## Slide 2 Restate Residue Theorem

• f has isolated singularity at $z_0$ and is analytic on the punctured disc 0 < | z- $z_0$| < r
• f has a unique Laurent series representation …
• The residue of f at $z_0$ is represented by Res(f, $z_0$) = $a_1$ the coefficient of $\frac{1}{z - z_0}$

Following slides are to calculate residues at removable singularities and poles (not essential singularities?)

## Slide 3 Residue at Removable singularity $z_0$ is a removable singularity of a Laurent series if there are no negative powers of the terms $(z -z_0)^k$

so $a_1$ = 0

so Res(f, $z_0$) = 0

## Slide 4 Residue at simple pole $f(z) = \frac{a_{-1}}{z-z_0} + a_0 + a_1(z-z_0)^1 + a_2(z-z_0)^2 + ...$ (*)

How to isolate $a_1$? Cross-multiply then take limit as z tends to $z_0$ $(z-z_0)f(z) ={a_{-1}} + a_0(z-z_0)^1 + a_1(z-z_0)^2 + a_2(z-z_0)^3 + ...$ $Res(f, z_0) = \underset{{z \to z_0}}{\lim}(z-z_0)f(z)$

We need to take limit because of the division by $z - z_0$ in the original Laurent series (*)

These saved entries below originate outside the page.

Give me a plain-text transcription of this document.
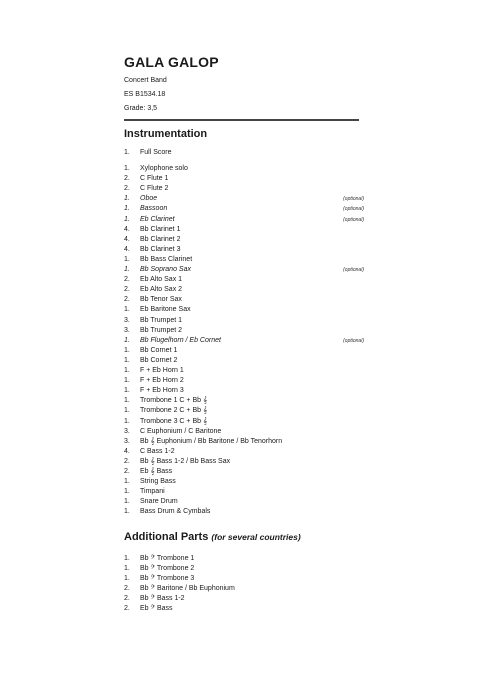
GALA GALOP
Concert Band
ES B1534.18
Grade: 3,5
Instrumentation
1. Full Score
1. Xylophone solo
2. C Flute 1
2. C Flute 2
1. Oboe	(optional)
1. Bassoon	(optional)
1. Eb Clarinet	(optional)
4. Bb Clarinet 1
4. Bb Clarinet 2
4. Bb Clarinet 3
1. Bb Bass Clarinet
1. Bb Soprano Sax	(optional)
2. Eb Alto Sax 1
2. Eb Alto Sax 2
2. Bb Tenor Sax
1. Eb Baritone Sax
3. Bb Trumpet 1
3. Bb Trumpet 2
1. Bb Flugelhorn / Eb Cornet	(optional)
1. Bb Cornet 1
1. Bb Cornet 2
1. F + Eb Horn 1
1. F + Eb Horn 2
1. F + Eb Horn 3
1. Trombone 1 C + Bb 𝄞
1. Trombone 2 C + Bb 𝄞
1. Trombone 3 C + Bb 𝄞
3. C Euphonium / C Baritone
3. Bb 𝄞 Euphonium / Bb Baritone / Bb Tenorhorn
4. C Bass 1-2
2. Bb 𝄞 Bass 1-2 / Bb Bass Sax
2. Eb 𝄞 Bass
1. String Bass
1. Timpani
1. Snare Drum
1. Bass Drum & Cymbals
Additional Parts (for several countries)
1. Bb 𝄢 Trombone 1
1. Bb 𝄢 Trombone 2
1. Bb 𝄢 Trombone 3
2. Bb 𝄢 Baritone / Bb Euphonium
2. Bb 𝄢 Bass 1-2
2. Eb 𝄢 Bass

## Slide 5 Residue at simple pole example

(From previous slide) $Res(f, z_0) = \underset{{z \to z_0}}{\lim}(z-z_0)f(z)$

Consider $f(z) = \frac{1}{z^2 + 1}$ has simple poles at $z_0$= +i, -i $Res(\frac{1}{1+z^2}, i) = \underset{{z \to i}}{\lim}(z-i)\frac{1}{z^2 + 1}$ $= \underset{{z \to i}}{\lim}(z-i)\frac{1}{(z+i) (z-i)} = \underset{{z \to i}}{\lim}\frac{1}{(z+i)} = \frac{1}{2i}$

## Slide 6 Residue at double pole example

Laurent series: $f(z) = ...+ \frac{a_{-2}}{(z-z_0)^2} + \frac{a_{-1}}{z-z_0} + a_0 + a_1(z-z_0)^1 + a_2(z-z_0)^2 + ...$ (*) $z_0$ is double pole when $a_{-2} \neq 0 \textrm{ and } a_{-k} = 0$ for k > 2.

To isolate $a_{-1}$. (i) Multiply by (z –  z_0)^2 and (ii) differentiate (iii) take limit. $f(z) = \frac{a_{-2}}{(z-z_0)^2} + \frac{a_{-1}}{z-z_0} + a_0 + a_1(z-z_0)^1 + a_2(z-z_0)^2 + ...$ $(z-z_0)^2f(z) = {a_{-2}} + {a_{-1}}{(z-z_0)}^1 + a_0(z-z_0)^2 + a_1(z-z_0)^3 + a_2(z-z_0)^4 + ...$ $\frac{d}{dz}(z-z_0)^2f(z) = {a_{-1}} + 2a_0(z-z_0)+ 3a_1(z-z_0)^2 + ...$ $Res(f, z_0) = a_{-1}= \underset{{z \to z_0}}{\lim}\frac{d}{dz} (z-z_0)^2f(z)$

## Slide 7 Residue at double pole example $f(z) = \frac{1}{(z-1)^2(z-3)}$ double pole at z = 1, simple pole at z = 3. $Res(\frac{1}{(z-1)^2(z-3)}, 1) = \underset{{z \to 1}}{\lim}\frac{d}{dz} (z-1)^2\frac{1}{(z-1)^2(z-3)}$ $= \underset{{z \to 1}}{\lim}\frac{d}{dz} \frac{1}{(z-3)}$ $= \underset{{z \to 1}}{\lim} \frac{-1}{(z-3)^2} =-\frac{1}{4}$

## Slide 8 Residue at poles of order n

Use method above: (i) Multiply by (z –  z_0)^n and (ii) differentiate multiple times (iii) take limit.

Giving

Res(f,z_0) = $\frac{1}{(n-1)!}\underset{{z \to z_0}}{\lim}\frac{d^{n-1}}{dz^{n-1}}[(z - z_0)^n f(z)]$

## Slide 9 Residue of “quotient” functions

f(z) = $\frac{g(z)}{h(z)}$

Res(f, $z_0$) = $\frac{g(z_0)}{h\; '(z_0)}$